Japan Set to Have First Female PM as Hardline MP Sanae Takaichi Wins Ruling LDP Party Leadership Runoff

— Takaichi to Replace Outgoing PM Ishiba Who Has Stepped Down to Take Blame for General Election Losses

By Max Sato

(Mace News) – Japan is set to have its first woman Prime Minister as hardline member of parliament Sanae Takaichi won conservative Liberal Democratic Party leadership on Saturday, shifting gear away from a slightly more liberal rule under rival Shigeru Ishiba.

Former economic security minister Takaichi, 64, beat reformist farm minister Shinjiro Koizumi, 44, in a runoff by scoring 185 votes: 149 votes from LDP members of parliament and 36 rank-and-file votes from the total 47 prefectures. Koizumi, 44, clinched 156 votes, 145 from the MPs and just 11 from prefectural representation.

Takaichi is likely to be elected as Prime Minster in the Diet in an extraordinary session on Oct. 15 despite the LDP-led ruling coalition’s minority seats in both chambers, thanks to expected support from smaller conservative parties in the opposition camp.

Just after the runoff win, Takaichi told her fellow LDP members that “real tough times are ahead” for the party that has been punished in lower and upper house elections in the aftermath of a series of political funding scandals and members’ close links to the controversial Unification Church.

After less than a year in power, Prime Minister Ishiba, a 68-year old veteran LDP politician, said last month that he was stepping down to take the blame for leading the ruling coalition to crushing defeats in general elections, first in the all-important lower house in October and then in the upper house in July.

Takaichi urged her colleagues to “work hard” in their own specialized fields to regain voter support and rebuild the party, declaring that she will “ditch the life-work balance.”

There is no stark difference in economic policies among the five contenders that fought for the top LDP position.
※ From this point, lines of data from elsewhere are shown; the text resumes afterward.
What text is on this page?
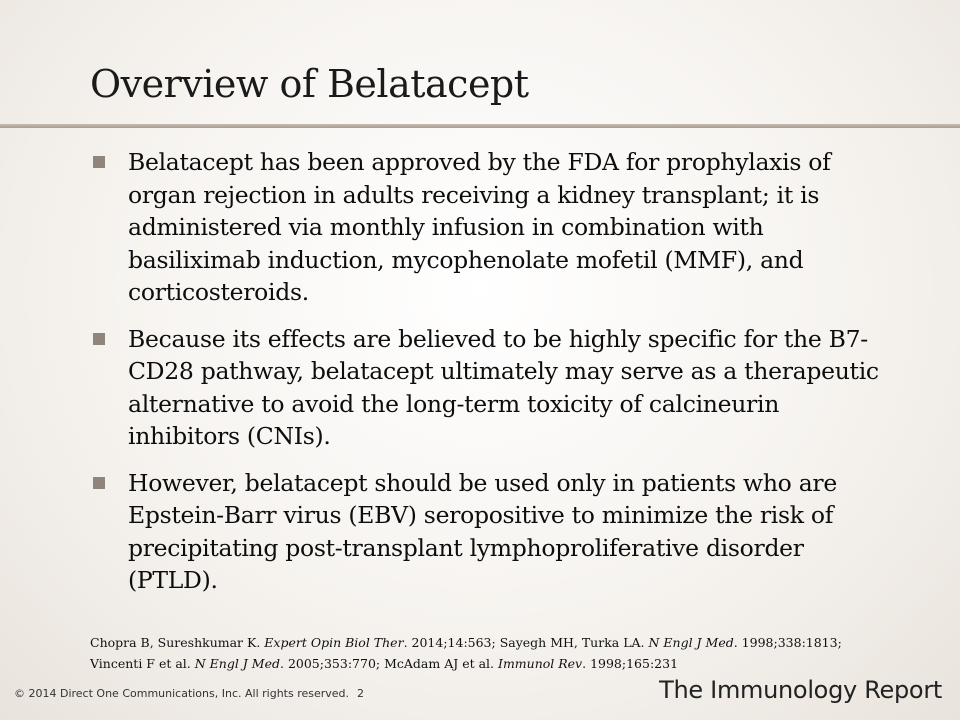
Overview of Belatacept
Belatacept has been approved by the FDA for prophylaxis of organ rejection in adults receiving a kidney transplant; it is administered via monthly infusion in combination with basiliximab induction, mycophenolate mofetil (MMF), and corticosteroids.
Because its effects are believed to be highly specific for the B7-CD28 pathway, belatacept ultimately may serve as a therapeutic alternative to avoid the long-term toxicity of calcineurin inhibitors (CNIs).
However, belatacept should be used only in patients who are Epstein-Barr virus (EBV) seropositive to minimize the risk of precipitating post-transplant lymphoproliferative disorder (PTLD).
Chopra B, Sureshkumar K. Expert Opin Biol Ther. 2014;14:563; Sayegh MH, Turka LA. N Engl J Med. 1998;338:1813; Vincenti F et al. N Engl J Med. 2005;353:770; McAdam AJ et al. Immunol Rev. 1998;165:231
© 2014 Direct One Communications, Inc. All rights reserved. 2	The Immunology Report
All of them called for measures to cushion the impact of easing but still elevated costs of living and guide the country toward a more sustainable growth path backed by wage hikes.

On the political front, Takaichi is known to have right-wing views on Japan’s wartime aggression. She is opposed to same-sex marriage and against changing the law to allow women to keep their maiden names when they register marriage.

Koizumi is a blueblood politician and the youngest of the five candidates. He is considered more liberal than others. His father, former Prime Minister Junichiro Koizumi pushed for the privatization of the postal delivery and financial services monopoly while in office from 2001 until 2006.

Prime Minister Ishiba and Shinjiro Koizumi have worked together in the current administration to clearly end the decades-old party policy to keep output of rice lower for the purpose of shoring up the producer prices of the national staple. Farmers and countryside voters used to set the political landscape but urban votes have become more important in recent years.

The LDP candidates sought a majority of the total 590 votes, 290 from LDP members of parliament (one vote per MP) and 295 from about the 910,000 rank and file (the latter votes were cast by the end of Friday). In the absence of a majority winner, the top two were to compete in a runoff.

Former Prime Minister Taro Aso told members in his faction to vote for the candidate who was winning the most votes among rank and file, news report said, indicating that he supported Takaichi who shares similar populist, right-wing views against Ishiba, a long-time conservative politician with a more liberal twist.